I like to know if we can model binary outcome with time series predictors. For example lets say Y is binary. $X_1, X_2, X_3,…,X_n$ is the same predictor variable but is a historical snapshot over time period $1,…,n$. I am interested in predicting $Y$ but include the auto correlation among $X_1,…,X_n$ and seasonality if any among $X_1,…,X_n$.

Best Answer

Your question sounds very much like you are interested in discrete time event history analysis (aka discrete time survival analysis, aka a logit hazard model) to answer the question whether and when will an event occur?

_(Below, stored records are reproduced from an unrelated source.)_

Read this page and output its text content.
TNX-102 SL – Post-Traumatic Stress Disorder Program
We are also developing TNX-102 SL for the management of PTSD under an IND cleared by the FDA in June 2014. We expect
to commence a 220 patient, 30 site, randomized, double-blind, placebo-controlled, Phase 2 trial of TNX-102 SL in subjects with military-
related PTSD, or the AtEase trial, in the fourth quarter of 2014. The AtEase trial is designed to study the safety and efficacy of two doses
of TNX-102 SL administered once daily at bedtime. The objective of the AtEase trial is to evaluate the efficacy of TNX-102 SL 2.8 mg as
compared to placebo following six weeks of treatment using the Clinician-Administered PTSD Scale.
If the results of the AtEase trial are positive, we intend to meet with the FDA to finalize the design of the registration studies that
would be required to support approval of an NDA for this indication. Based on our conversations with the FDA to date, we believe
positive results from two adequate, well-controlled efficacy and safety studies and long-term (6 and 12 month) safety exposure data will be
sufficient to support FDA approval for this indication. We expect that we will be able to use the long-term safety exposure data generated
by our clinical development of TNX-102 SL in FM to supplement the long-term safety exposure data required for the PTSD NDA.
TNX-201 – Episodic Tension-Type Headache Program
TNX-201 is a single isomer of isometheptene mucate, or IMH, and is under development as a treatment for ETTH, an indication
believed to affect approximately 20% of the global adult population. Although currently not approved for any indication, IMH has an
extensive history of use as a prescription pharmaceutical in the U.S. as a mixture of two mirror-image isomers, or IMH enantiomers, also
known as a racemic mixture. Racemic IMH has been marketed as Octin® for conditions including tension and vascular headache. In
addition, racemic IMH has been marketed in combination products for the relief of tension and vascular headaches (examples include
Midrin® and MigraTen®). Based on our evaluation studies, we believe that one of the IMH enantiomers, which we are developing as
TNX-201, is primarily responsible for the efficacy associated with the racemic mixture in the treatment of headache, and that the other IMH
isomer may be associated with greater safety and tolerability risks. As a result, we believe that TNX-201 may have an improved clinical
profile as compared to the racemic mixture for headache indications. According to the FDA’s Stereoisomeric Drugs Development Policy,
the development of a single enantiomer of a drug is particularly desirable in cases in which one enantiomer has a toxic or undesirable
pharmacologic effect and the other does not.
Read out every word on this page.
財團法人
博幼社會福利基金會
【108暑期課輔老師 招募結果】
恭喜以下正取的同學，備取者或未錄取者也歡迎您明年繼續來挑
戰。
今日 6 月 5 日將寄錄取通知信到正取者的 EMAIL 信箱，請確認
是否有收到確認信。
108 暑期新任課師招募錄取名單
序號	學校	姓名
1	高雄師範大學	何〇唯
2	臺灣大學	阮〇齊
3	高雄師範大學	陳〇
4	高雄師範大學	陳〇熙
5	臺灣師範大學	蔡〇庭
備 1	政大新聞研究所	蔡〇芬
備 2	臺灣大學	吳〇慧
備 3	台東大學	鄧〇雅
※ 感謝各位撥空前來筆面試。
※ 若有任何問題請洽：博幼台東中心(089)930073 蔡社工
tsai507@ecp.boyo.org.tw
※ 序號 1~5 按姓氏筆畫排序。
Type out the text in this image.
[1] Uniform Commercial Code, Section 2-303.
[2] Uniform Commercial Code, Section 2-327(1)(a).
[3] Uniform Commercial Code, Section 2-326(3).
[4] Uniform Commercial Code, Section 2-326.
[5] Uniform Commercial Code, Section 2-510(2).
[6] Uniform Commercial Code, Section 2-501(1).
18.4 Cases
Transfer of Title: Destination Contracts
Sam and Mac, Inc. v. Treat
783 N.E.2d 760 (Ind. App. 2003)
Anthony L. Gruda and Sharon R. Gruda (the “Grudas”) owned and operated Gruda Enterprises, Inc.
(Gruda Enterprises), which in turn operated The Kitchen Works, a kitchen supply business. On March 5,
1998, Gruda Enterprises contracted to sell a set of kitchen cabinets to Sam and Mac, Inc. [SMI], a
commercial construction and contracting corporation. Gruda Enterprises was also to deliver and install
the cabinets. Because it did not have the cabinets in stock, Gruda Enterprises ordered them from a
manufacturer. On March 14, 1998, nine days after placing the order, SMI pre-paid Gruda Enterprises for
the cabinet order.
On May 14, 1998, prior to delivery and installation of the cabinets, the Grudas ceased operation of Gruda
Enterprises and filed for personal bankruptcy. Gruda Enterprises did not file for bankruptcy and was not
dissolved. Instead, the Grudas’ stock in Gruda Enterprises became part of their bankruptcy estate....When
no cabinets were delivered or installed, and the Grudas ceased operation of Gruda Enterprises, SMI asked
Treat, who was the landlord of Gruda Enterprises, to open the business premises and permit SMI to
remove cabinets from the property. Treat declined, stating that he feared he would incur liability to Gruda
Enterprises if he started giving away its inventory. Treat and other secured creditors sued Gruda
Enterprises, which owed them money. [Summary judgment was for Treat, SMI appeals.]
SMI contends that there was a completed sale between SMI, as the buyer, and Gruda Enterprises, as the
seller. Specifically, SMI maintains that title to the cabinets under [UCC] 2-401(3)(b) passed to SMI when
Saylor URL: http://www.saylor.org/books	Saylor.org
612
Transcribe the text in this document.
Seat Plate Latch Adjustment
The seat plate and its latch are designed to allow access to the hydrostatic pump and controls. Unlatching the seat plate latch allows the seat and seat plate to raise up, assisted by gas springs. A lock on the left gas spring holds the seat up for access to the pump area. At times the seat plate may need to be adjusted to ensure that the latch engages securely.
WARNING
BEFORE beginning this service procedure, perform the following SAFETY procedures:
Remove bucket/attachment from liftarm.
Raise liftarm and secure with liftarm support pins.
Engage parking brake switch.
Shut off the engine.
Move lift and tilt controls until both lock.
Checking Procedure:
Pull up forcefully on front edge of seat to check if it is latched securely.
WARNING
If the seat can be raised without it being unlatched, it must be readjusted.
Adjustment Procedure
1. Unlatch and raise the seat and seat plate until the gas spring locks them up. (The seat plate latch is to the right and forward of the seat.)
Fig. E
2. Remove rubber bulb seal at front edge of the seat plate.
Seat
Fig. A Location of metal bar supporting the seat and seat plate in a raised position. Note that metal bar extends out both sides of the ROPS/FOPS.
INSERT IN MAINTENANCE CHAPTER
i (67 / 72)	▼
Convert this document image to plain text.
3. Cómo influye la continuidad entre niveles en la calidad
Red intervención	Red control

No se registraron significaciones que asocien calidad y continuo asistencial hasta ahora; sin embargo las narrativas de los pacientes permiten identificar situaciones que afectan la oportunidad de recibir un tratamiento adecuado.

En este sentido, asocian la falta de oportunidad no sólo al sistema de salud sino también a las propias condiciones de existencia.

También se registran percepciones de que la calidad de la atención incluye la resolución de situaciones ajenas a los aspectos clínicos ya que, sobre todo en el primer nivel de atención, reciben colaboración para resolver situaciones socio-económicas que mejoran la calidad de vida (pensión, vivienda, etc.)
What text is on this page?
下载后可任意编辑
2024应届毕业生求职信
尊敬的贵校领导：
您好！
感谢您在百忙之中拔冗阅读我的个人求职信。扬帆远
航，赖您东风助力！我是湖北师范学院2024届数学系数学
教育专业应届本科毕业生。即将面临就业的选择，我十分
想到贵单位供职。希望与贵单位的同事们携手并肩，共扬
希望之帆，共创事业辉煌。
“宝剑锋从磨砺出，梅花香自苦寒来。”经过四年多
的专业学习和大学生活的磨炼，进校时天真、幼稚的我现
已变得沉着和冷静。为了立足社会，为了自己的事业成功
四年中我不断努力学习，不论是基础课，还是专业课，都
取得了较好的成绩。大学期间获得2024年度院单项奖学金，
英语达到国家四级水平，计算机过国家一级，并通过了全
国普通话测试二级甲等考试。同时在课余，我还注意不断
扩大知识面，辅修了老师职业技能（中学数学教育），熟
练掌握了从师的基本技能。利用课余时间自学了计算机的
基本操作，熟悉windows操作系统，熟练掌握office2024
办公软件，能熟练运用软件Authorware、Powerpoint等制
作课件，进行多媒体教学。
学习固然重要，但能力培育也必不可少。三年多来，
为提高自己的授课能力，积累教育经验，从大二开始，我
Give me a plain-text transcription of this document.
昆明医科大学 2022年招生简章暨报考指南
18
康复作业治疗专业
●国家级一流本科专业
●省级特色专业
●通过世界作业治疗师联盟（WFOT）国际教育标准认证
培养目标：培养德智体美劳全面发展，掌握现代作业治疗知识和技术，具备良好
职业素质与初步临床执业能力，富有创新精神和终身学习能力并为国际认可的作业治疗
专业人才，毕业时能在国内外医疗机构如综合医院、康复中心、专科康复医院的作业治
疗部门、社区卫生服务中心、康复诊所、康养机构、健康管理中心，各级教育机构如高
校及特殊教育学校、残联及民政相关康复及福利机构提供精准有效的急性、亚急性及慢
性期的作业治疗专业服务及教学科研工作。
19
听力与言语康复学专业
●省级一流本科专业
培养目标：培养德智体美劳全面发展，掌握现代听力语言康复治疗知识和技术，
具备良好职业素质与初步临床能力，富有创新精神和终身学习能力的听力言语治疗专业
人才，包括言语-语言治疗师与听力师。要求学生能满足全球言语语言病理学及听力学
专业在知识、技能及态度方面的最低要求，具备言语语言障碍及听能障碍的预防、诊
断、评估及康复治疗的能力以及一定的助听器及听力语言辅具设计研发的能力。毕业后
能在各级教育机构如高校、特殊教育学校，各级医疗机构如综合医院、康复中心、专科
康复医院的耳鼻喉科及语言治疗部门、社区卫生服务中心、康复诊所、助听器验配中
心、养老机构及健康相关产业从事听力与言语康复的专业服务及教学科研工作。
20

For example, equation 1 gives the logit hazard where discrete time periods (up to period $T$ are indicated $d_{1}, \dots, d_{T}$, and you may condition your model on $p$ number of predictors $X_{1}, \dots, X_{p}$. This gives you a hazard estimate as in equation 2. These equations specify a conditional hazard function with a fully discrete parameterization of time. Although you could instead specify a conditional hazard function that is constant over time, or is a linear or polynomial function of time period, or even a hybrid of polynomial functions of period plus some discrete time indicators. Your predictors can be constant over time, or time-varying, so I see no reason why you could not also include lagged or differenced functions of the predictors to model auto-correlation.

  1. $\mathrm{logit}\left(h\left(t,{X_{1t},\dots,X_{pt}}\right)\right) = \alpha_{1}d_{1} + \dots + \alpha_{T}d_{T} + \beta_{1}X_{1t} + \dots + \beta_{p}X_{pt}$

  2. $\hat{h}\left(t,{X_{1t},\dots,X_{pt}}\right) = \frac{e^{\hat{\alpha}_{1}d_{1} + \dots + \hat{\alpha}_{T}d_{T} + \hat{\beta}_{1}X_{1t} + \dots + \hat{\beta}_{p}X_{pt}}}{1 + e^{\hat{\alpha}_{1}d_{1} + \dots + \hat{\alpha}_{T}d_{T} + \hat{\beta}_{1}X_{1t} + \dots + \hat{\beta}_{p}X_{pt}}}$

One need not use a logit hazard model (indeed one could use probit, complimentary log-log, robit, etc. binomial link functions).

If you are using Stata see also the dthaz package by typing net describe dthaz, from(https://alexisdinno.com/stata).

References

Singer, J. and Willett, J. (1993). It’s about time: Using discrete-time survival analysis to study duration and the timing of events. Journal of Educational and Behavioral Statistics, 18(2):155–195.

Singer, J. D. and Willett, J. B. (2003). Applied longitudinal data analysis: Modeling change and event occurrence. Oxford University Press, New York, NY.